Governo instala o Conselho Estadual de Política Indigenista do Estado

11/11/2019 16h35 | Atualizado em 11/11/2019 16h38 Por ASCOM


O Governador do Estado instalou oficialmente, na manhã desta segunda-feira (11), o Conselho Estadual de Política Indigenista do Estado do Pará (CONSEPI/Pa). Cerca de 20 indígenas das etnias kaiapó, tembé e mundurucu vindos de várias localidades do Pará participaram do ato de instalação no Museu Emilío Goeldi.

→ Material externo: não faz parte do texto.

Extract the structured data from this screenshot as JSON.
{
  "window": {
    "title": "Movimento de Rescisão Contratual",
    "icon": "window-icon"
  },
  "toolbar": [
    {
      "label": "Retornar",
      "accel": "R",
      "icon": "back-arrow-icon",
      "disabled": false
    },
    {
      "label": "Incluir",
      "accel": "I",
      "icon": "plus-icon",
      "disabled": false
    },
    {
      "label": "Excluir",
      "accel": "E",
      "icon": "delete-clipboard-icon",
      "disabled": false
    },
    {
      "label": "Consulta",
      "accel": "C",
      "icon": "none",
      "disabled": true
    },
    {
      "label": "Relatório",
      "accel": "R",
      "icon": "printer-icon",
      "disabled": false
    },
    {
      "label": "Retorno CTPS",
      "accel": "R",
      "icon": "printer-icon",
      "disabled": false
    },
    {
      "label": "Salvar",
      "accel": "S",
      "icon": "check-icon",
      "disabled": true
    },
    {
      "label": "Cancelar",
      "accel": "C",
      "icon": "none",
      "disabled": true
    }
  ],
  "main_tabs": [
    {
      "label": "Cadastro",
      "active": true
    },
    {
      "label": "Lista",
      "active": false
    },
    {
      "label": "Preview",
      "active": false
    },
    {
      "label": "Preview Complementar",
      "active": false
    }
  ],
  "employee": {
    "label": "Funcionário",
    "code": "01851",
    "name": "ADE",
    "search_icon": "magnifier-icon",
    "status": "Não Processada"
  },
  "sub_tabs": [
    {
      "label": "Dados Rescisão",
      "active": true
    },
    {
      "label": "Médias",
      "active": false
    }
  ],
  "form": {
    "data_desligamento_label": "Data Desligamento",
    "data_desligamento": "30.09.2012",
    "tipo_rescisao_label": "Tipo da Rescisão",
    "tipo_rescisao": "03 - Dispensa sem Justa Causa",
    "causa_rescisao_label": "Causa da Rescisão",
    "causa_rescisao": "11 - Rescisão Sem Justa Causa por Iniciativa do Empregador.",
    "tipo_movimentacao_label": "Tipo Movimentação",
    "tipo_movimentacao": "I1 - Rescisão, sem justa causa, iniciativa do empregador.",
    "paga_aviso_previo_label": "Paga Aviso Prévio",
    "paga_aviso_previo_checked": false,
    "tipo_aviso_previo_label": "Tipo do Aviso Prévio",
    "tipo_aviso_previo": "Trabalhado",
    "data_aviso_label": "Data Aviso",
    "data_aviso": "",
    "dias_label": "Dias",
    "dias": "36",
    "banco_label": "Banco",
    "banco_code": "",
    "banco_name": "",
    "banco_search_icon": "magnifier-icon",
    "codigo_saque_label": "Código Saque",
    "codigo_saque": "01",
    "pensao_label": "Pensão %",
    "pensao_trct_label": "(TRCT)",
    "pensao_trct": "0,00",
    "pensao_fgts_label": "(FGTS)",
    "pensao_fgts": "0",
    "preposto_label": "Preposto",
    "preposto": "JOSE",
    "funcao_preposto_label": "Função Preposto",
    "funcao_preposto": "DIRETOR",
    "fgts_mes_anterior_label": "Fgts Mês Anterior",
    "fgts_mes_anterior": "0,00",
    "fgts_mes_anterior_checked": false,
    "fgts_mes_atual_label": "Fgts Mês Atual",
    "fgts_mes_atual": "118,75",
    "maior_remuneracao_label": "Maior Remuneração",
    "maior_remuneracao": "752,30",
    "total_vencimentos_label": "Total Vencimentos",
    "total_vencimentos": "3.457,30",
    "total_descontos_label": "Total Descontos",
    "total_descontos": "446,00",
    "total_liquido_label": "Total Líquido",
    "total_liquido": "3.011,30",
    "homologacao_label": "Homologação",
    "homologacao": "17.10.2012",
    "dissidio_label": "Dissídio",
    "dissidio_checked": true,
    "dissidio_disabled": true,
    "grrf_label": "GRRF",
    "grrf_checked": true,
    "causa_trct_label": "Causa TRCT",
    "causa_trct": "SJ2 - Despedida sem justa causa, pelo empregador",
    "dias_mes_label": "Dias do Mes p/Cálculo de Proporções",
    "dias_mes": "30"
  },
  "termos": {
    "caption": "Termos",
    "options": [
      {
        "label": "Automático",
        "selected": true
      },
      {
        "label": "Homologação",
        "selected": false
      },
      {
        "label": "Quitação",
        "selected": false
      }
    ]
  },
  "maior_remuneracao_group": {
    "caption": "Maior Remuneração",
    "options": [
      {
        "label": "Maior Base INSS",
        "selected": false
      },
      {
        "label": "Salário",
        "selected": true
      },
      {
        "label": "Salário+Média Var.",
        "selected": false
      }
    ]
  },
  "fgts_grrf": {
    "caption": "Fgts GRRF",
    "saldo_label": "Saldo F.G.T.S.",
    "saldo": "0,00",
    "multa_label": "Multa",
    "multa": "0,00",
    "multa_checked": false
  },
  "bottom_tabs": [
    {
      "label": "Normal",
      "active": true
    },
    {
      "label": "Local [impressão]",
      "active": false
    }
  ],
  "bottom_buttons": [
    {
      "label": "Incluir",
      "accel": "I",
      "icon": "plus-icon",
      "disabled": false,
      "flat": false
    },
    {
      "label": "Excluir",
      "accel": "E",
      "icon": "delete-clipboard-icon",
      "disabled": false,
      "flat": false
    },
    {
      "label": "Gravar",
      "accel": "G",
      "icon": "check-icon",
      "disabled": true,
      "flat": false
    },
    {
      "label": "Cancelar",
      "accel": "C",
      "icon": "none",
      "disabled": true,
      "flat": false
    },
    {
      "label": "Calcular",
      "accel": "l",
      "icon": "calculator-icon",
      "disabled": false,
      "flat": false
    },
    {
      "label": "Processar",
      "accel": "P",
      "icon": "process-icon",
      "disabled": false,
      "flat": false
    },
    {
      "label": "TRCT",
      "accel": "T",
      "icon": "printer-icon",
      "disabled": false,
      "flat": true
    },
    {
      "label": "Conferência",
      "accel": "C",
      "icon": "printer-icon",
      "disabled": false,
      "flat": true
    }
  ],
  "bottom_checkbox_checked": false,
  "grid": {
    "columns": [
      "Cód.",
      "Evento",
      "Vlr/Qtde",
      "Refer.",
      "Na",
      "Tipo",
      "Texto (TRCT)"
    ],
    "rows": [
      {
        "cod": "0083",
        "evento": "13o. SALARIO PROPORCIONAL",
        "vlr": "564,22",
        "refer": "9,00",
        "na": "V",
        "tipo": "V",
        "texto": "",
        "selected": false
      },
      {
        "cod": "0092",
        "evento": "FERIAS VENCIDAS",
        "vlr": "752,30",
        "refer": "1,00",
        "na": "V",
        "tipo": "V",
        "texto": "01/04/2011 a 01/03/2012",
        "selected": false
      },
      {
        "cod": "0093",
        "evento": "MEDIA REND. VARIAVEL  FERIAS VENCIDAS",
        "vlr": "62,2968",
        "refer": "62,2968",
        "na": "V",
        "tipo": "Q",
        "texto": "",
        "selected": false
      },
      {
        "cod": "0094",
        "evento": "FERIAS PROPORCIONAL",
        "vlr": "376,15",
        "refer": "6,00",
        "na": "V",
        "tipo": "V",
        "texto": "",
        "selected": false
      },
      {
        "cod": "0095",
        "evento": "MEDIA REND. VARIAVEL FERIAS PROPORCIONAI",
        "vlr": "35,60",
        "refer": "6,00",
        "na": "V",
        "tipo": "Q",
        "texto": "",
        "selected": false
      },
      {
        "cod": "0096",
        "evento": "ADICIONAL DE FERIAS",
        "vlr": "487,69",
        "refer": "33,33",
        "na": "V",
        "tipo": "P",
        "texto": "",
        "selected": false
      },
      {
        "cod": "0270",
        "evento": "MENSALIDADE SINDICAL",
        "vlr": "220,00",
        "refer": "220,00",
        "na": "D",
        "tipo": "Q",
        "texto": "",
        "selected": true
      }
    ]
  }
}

O Ato iniciou com a interpretação do hino nacional pelo indígena Mocuca Kayapó, na língua Kayapó. As lideranças indígenas puderam falar sobre suas maiores necessidades e da possibilidade de ter diálogo com o governo, através do Conselho. Sérgio Muxi Tembé, representante da etnia tembé, falou que a principal necessidade da sua comunidade indígena, que fica na região de Paragominas, é a assistência à saúde. “É a primeira vez que temos uma conversa mais próxima com um governo. Acho bom para o meu povo. Nós temos costumes diferentes e queremos ser ouvidos como na área da saúde”, ressaltou.

O comitê que preside o conselho é liderado pela Secretaria de Estado de Justiça e Direitos Humanos, representado pelo secretário Rogério Barra, que falou sobre a valorização das políticas públicas voltadas para os povos tradicionais.

É de muita importância, temos que registrar o olhar sensível do governador que tem ouvido os indígenas. O conselho é inédito e abre o diálogo de forma democrática com as instituições, governo e assim vai potencializar as políticas públicas”.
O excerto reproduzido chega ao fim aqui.